Quoi qu’il en soit de ces
interprétations, efforçons-nous de nous faire violence à nous-mêmes, à travers
une saine pénitence et un authentique effort de conversion, en ce saint temps
de l’Avent, pour nous préparer à la joie de la Nativité.
Armand
Veilleux
15 décembre 2007 - samedi de la 2ème
semaine de l’Avent
Si 48,1-4.9-11 ; Mt 17, 10-13
Monastère de Kibungo, Rwanda
H o m é l i e
Depuis le début de l’Avent, la
première lecture à la Messe était tirée du livre d’Isaïe. Nous avons ainsi
parcouru rapidement, à travers des textes bien choisis à saveur messianique,
tout ce beau Livre et spécialement, au cours de la dernière semaine, la seconde
partie du Livre appelée « Le Livre de la Consolation d’Israël ».
À partir d’aujourd’hui, la première
lecture nous fera entendre, l’un après l’autre, divers autres prophètes ou
sages d’Israël. Aujourd’hui ce sera Ben
Sirac le Sage, dans un texte qui parle du prophète Élie et qui, comme l’avait
fait aussi le prophète Malachie, annonce le retour d’Élie à la fin des temps.

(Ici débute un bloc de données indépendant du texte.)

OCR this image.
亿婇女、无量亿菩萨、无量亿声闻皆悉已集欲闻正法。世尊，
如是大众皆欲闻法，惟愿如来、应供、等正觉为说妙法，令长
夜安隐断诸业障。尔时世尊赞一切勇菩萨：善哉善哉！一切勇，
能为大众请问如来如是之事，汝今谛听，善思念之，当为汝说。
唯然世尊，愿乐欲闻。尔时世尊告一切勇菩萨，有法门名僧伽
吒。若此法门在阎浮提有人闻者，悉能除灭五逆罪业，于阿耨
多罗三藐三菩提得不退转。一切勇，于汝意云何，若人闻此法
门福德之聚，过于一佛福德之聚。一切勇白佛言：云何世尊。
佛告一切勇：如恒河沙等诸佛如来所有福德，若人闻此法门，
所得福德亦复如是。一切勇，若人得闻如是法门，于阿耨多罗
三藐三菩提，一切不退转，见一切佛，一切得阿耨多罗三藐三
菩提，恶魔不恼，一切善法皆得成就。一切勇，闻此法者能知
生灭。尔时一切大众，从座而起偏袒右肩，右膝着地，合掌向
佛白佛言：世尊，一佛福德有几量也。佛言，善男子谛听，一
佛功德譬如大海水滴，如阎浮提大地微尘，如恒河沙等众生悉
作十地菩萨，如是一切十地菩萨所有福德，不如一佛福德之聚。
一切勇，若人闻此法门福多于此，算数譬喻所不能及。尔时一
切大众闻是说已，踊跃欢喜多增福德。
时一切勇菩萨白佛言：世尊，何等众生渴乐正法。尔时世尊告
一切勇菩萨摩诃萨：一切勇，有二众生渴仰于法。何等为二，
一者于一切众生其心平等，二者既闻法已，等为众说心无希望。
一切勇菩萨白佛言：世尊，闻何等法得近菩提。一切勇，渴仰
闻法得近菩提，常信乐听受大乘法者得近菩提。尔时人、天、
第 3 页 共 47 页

Vous vous souviendrez que dans l’Évangile d’avant-hier (jeudi) Jésus, dans son
témoignage sur Jean-Baptiste, disait que « le prophète qui doit venir,
c’est lui ».
On retrouve cette affirmation de
Jésus deux fois dans l’Évangile de Matthieu, et nous avons justement la
deuxième dans l’Évangile d’aujourd’hui. La première affirmation de Jésus avait
été faite aux disciples de Jean qui étaient venu lui demander :
« es-tu bien celui qui dois venir ? ». Aujourd’hui, Jésus répond à une question
explicite de ses propres disciples qui lui demandent pourquoi les scribes
disent qu’élie doit d’abord venir avant que n’apparaisse le Messie. Les scribes s’appuyaient évidemment sur la
prophétie de Malachie. C’est alors que
Jésus leur répond qu’Elie est effectivement revenu, mais en la personne de
Jean.
L’importance que donne la liturgie à
la figure de Jean-Baptiste dont nous parlait l’Évangile de dimanche dernier et
dont nous parlera encore celui de demain, repose sur le fait que sa mission a
été de préparer ultimement le peuple à recevoir le Messie. Son message en fut un de conversion.
Ce message nous est aussi
adressé. Alors que nous nous préparons à
célébrer l’Incarnation du Fils de Dieu, nous devons préparer nos cœurs à cette
célébration. Mais ce que nous célébrons
à Noël n’est pas simplement le fait que Dieu est venu une fois, il y a deux
mille ans, mais aussi le fait qu’il vient sans cesse dans nos vies. Et c’est pourquoi notre vœu monastique de
« conversion » est un engagement à nous convertir sans cesse afin de
nous préparer sans cesse à cette venue de Dieu dans notre vie.
Il n’est pas celui qui est venu, ou
qui viendra. Il est celui qui vient.